What is RSA?
One of the first public-key cryptosystems, RSA is based on the mathematical difficulty of factoring large prime numbers. Named after its inventors Rivest, Shamir, and Adleman, it's still widely used for key exchange and digital signatures.
Also known as: Rivest-Shamir-Adleman
RSA was invented in 1977 and revolutionized cryptography by solving the key distribution problem. Instead of sharing a secret key, you share a public key that anyone can use to encrypt messages only you can read.
The Math Behind RSA
RSA's security relies on one simple fact: multiplying two large prime numbers is easy, but factoring their product back into primes is extremely hard.
Easy: 61 × 53 = 3233
Hard: 3233 = ? × ? (without knowing 61 and 53)

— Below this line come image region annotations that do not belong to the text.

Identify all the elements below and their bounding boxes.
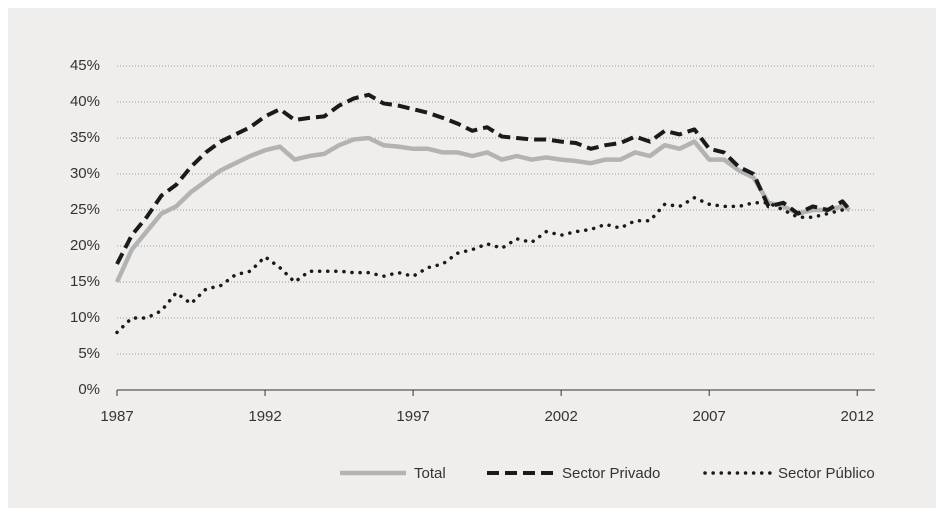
y-tick-label: 15% [70,273,100,290]
y-tick-label: 10% [70,309,100,326]
series-line [115,92,852,265]
y-tick-label: 0% [78,381,100,398]
x-tick-label: 1987 [100,408,133,425]
y-tick-label: 30% [70,165,100,182]
x-tick-label: 2012 [841,408,874,425]
chart-background [8,8,936,508]
y-tick-label: 45% [70,57,100,74]
x-tick-label: 1992 [248,408,281,425]
series-line [115,196,852,335]
x-tick-label: 2007 [693,408,726,425]
x-tick-label: 1997 [396,408,429,425]
series-line [114,135,851,283]
legend-label: Sector Privado [562,465,660,482]
y-tick-label: 35% [70,129,100,146]
y-tick-label: 25% [70,201,100,218]
y-tick-label: 5% [78,345,100,362]
x-tick-label: 2002 [544,408,577,425]
y-tick-label: 40% [70,93,100,110]
legend-label: Sector Público [778,465,875,482]
legend-label: Total [414,465,446,482]
y-tick-label: 20% [70,237,100,254]
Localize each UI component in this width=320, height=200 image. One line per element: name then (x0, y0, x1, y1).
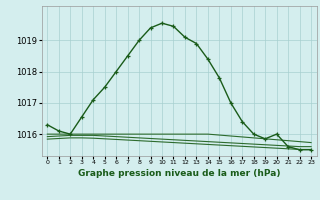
X-axis label: Graphe pression niveau de la mer (hPa): Graphe pression niveau de la mer (hPa) (78, 169, 280, 178)
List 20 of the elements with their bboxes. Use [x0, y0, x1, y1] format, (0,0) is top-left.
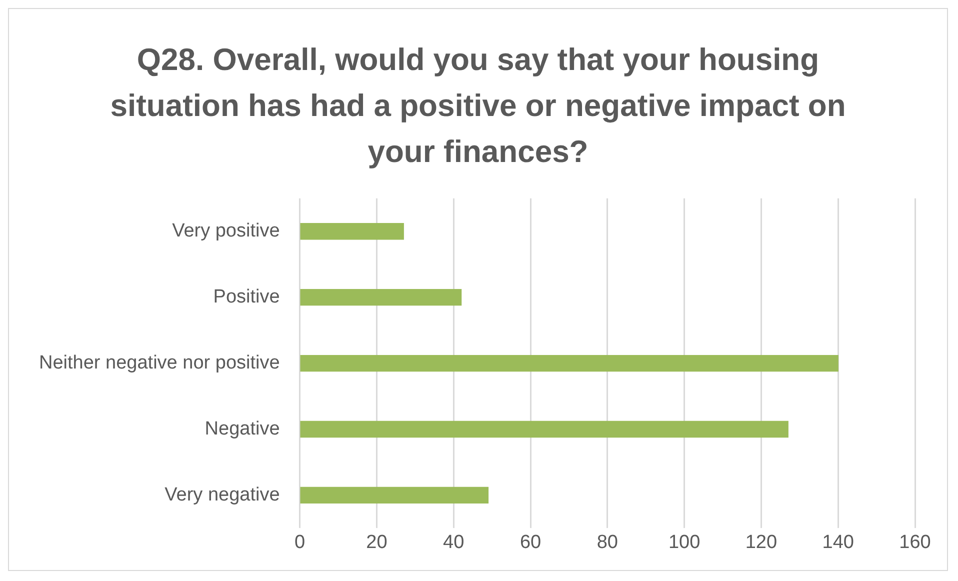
x-tick-label: 20: [366, 532, 388, 553]
x-tick-label: 60: [520, 532, 542, 553]
bar: [300, 354, 838, 372]
y-tick-label: Very negative: [164, 484, 280, 506]
bar: [300, 486, 489, 504]
x-tick-label: 40: [443, 532, 464, 553]
x-tick-label: 160: [899, 532, 931, 553]
y-tick-label: Very positive: [172, 220, 280, 242]
x-tick-label: 100: [668, 532, 700, 553]
bar: [300, 420, 788, 438]
y-tick-label: Positive: [213, 286, 280, 308]
x-tick-label: 0: [294, 532, 306, 553]
bar: [300, 223, 404, 240]
x-tick-label: 120: [745, 532, 778, 553]
chart-title: Q28. Overall, would you say that your housing situation has had a positive or negative impact on your finances?: [109, 41, 847, 169]
x-tick-label: 140: [822, 532, 854, 553]
x-tick-label: 80: [596, 532, 618, 553]
y-tick-label: Negative: [204, 418, 280, 440]
bar: [300, 289, 462, 306]
y-tick-label: Neither negative nor positive: [38, 352, 280, 374]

Scale this to 2048-bit numbers and factoring becomes computationally infeasible.
Key Generation
- Choose two large random primes (p and q)
- Compute n = p × q (the modulus)
- Compute φ(n) = (p-1)(q-1)
- Choose public exponent e (commonly 65537)
- Compute private exponent d (modular inverse of e)
- Public key: (n, e)
- Private key: (n, d)
Key Sizes
| Key Size | Security | Status |
|---|---|---|
| 1024-bit | ~80 bits | Deprecated |
| 2048-bit | ~112 bits | Current minimum |
| 3072-bit | ~128 bits | Recommended |
| 4096-bit | ~140 bits | High security |
Use Cases
Key Exchange
- Encrypt a symmetric key with RSA
- Use symmetric key for bulk data (hybrid encryption)
Digital Signatures
- Sign hash of document with private key
- Anyone can verify with public key
SSL/TLS Certificates
- Website identity verification
- Though ECC is increasingly preferred
RSA vs Elliptic Curve
| Aspect | RSA-3072 | ECC-256 |
|---|---|---|
| Security | 128 bits | 128 bits |
| Key Size | 3072 bits | 256 bits |
| Speed | Slower | Faster |
| Bandwidth | Higher | Lower |
ECC provides equivalent security with much smaller keys.
Quantum Threat
RSA is vulnerable to quantum computers:
- Shor's algorithm can factor large numbers efficiently
- Post-quantum cryptography research is ongoing
- Timeline uncertain but RSA may need replacement
Related Terms
Asymmetric Encryption
An encryption method using a pair of mathematically related keys: a public key for encryption and a private key for decryption. This solves the key distribution problem of symmetric encryption.
Encryption
The process of converting information into a code to prevent unauthorized access. Encryption transforms readable data (plaintext) into an unreadable format (ciphertext) using a cryptographic algorithm and key. Only those with the correct key can decrypt and read the original data.
Public Key Cryptography
A cryptographic system that uses pairs of keys: public keys (which may be disseminated widely) and private keys (which are known only to the owner). This enables secure communication between parties who have never met and forms the basis for digital signatures, key exchange, and encrypted communication.